It happened Monday morning, shortly after Dennis Phillips, 62, was released from the crisis center at the University of Vermont Medical Center, according to an affidavit filed in criminal court. He’d visited the emergency department twice since the previous evening and was released both times.
Around 9:45 a.m. Phillips allegedly called 911 from inside the building and threatened to burn it down. He told the police dispatcher that he was lighting a fire because “the fucking hospital lets me go every time to [sic] go up there they won’t help me,” the affidavit said.
Responding officers found city employees stomping out two small fires on the floor in a hallway. Phillips was barricaded inside a small second-floor break room with a hammer, which he used to damage “antique” windows, causing between $1,500 and $2,000 in damage, the affidavit stated.
Police talked him into surrendering, then took him back to UVM Medical Center at his request. He faces charges of reckless endangerment, second-degree arson and felony unlawful mischief.
A department press release noted Phillips’ criminal record and history of “police interactions.”
“Today, Dennis Phillips put hardworking city employees at risk, and that is unacceptable,” Police Chief Jennifer Morrison said in a press release announcing his arrest. “His long history shows that he has repeatedly and consistently endangered the public. My officers are working closely with the office of the State’s Attorney to ensure that he faces consequences for committing arson in an occupied building.”
The incident occurred two days before Phillips was scheduled for a court hearing in a pending criminal case on whether or not he should be hospitalized for treatment of a mental health condition. State prosecutors and Phillips’ public defender, Sara Puls, had previously agreed to a finding of insanity in the case, Puls said.
She described Phillips’ stated frustration with trying to get help at the hospital as an “all-too-common series of events” that’s the result of a broken mental health system.
“Trying to jam Mr. Phillips into the criminal justice system is just wrong,” she said.
Phillips had appeared on track to receive an order for non-hospitalization, or court-ordered community treatment, for his pending case. His alleged actions on Monday “may change that calculus,” Puls said.
The state has a short supply of in-patient treatment beds.
Puls said Phillips has been homeless for “quite some time,” including periods when he lived out of his car. Phillips filed a civil rights lawsuit against the Burlington Police Department last year over an incident involving his car, but the case was quickly dismissed.

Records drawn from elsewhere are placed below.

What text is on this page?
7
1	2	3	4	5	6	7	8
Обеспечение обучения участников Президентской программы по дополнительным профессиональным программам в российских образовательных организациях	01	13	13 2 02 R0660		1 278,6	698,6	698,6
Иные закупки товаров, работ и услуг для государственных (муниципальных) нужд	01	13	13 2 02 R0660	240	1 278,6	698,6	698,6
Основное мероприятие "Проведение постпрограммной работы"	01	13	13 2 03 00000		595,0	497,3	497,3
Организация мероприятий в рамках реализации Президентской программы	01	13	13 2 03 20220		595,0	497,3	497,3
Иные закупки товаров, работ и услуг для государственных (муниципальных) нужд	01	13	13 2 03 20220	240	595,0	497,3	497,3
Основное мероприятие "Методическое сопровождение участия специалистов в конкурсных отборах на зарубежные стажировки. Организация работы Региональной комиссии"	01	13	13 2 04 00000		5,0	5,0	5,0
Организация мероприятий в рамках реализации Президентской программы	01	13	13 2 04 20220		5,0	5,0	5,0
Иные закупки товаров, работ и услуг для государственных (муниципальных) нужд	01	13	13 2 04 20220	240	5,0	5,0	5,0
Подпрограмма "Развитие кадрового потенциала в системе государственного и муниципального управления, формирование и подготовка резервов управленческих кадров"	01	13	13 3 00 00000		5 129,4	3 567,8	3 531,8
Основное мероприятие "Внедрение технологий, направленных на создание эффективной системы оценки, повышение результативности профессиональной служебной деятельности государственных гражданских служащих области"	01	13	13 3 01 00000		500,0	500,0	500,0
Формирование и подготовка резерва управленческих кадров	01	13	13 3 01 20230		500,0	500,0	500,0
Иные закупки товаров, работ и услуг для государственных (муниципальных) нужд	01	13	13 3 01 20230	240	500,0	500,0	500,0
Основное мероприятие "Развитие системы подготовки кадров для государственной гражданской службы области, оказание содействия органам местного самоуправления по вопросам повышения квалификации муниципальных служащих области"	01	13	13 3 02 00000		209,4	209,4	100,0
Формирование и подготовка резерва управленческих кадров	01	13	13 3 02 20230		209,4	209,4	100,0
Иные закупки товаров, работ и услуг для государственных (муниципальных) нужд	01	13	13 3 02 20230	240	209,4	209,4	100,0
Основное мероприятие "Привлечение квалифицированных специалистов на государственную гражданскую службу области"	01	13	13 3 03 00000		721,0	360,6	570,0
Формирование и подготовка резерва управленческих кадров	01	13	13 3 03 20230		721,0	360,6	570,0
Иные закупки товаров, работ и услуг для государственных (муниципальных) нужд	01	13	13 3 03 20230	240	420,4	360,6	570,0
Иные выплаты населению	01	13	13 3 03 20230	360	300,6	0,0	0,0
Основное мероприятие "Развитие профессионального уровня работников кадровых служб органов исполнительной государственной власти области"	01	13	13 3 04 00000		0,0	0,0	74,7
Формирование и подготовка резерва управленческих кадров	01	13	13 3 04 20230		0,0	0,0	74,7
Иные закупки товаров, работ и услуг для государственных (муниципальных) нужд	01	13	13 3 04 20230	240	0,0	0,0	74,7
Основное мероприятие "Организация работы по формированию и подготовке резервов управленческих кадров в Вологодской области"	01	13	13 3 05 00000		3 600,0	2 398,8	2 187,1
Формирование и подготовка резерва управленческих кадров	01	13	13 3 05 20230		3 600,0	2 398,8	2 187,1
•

Police on Monday also issued Phillips a yearlong trespass order to keep away from city hall. He responded by telling officers and hospital staff that he would obtain a gun once the trespass period expired and go after the mayor, police alleged. He was not charged for making criminal threats.
Phillips is not the first man with mental health issues to scare city hall employees. In 2018, Christopher Hayden barged into city hall shouting for the “Jew” mayor to come face him. Mayor Miro Weinberger was visiting with high school students at the time. They were ushered out a side door.
Over the years, Hayden had repeatedly been found not mentally competent to stand trial.



I’m glad he surrendered. This could have ended badly for sure.
Will he get mental health treatment in prison?
Lea Terhune— more than likely, he’ll at least get more than he’s getting now, which is NONE. Tho with this level of offense, he’s still likely to get ruled incompetent or similar, if I had to guess
I don’t understand why, if he’s asking for help, has been found incompetent in the past, and continues to “act out”, he’s not given the support he knows he needs? We, as a whole community, need to find answers that work. Jail time is not the only answer.
Our mental-health system has to be fixed! I realize there are a shortage of beds at the hospital for folks in crisis but they cannot throw someone like this back on to the street! Have people forgotten the horrific wrong-way driver on I-89 who extinguished all those promising young people? : ( !
https://sevendaysvt-test.newspackstaging.com/OffMessage/arc…
Where is the political will to provide services to the mentally ill? Burlington is losing psychiatrists, the Howard Center is stretched past all reasonable limits, and the hospital releases dangerous people because of lack of beds. Who knows what horrors are happening in areas remote to Seven Days reporters? Meanwhile, insurance companies are refusing to cover several of the psychiatrists currently practicing here. These are fellow humans struggling to survive in a world gone crazy. A little empathy and good will might help, but money is needed.
The problem is that mental health ‘treatment’ isn’t really treatment, it involves just restraining people with toxic chemicals. That’s what psychiatry has devolved into since they embraced the chemical imbalance theory. It’s time to change that and stop giving people debilitating chemicals.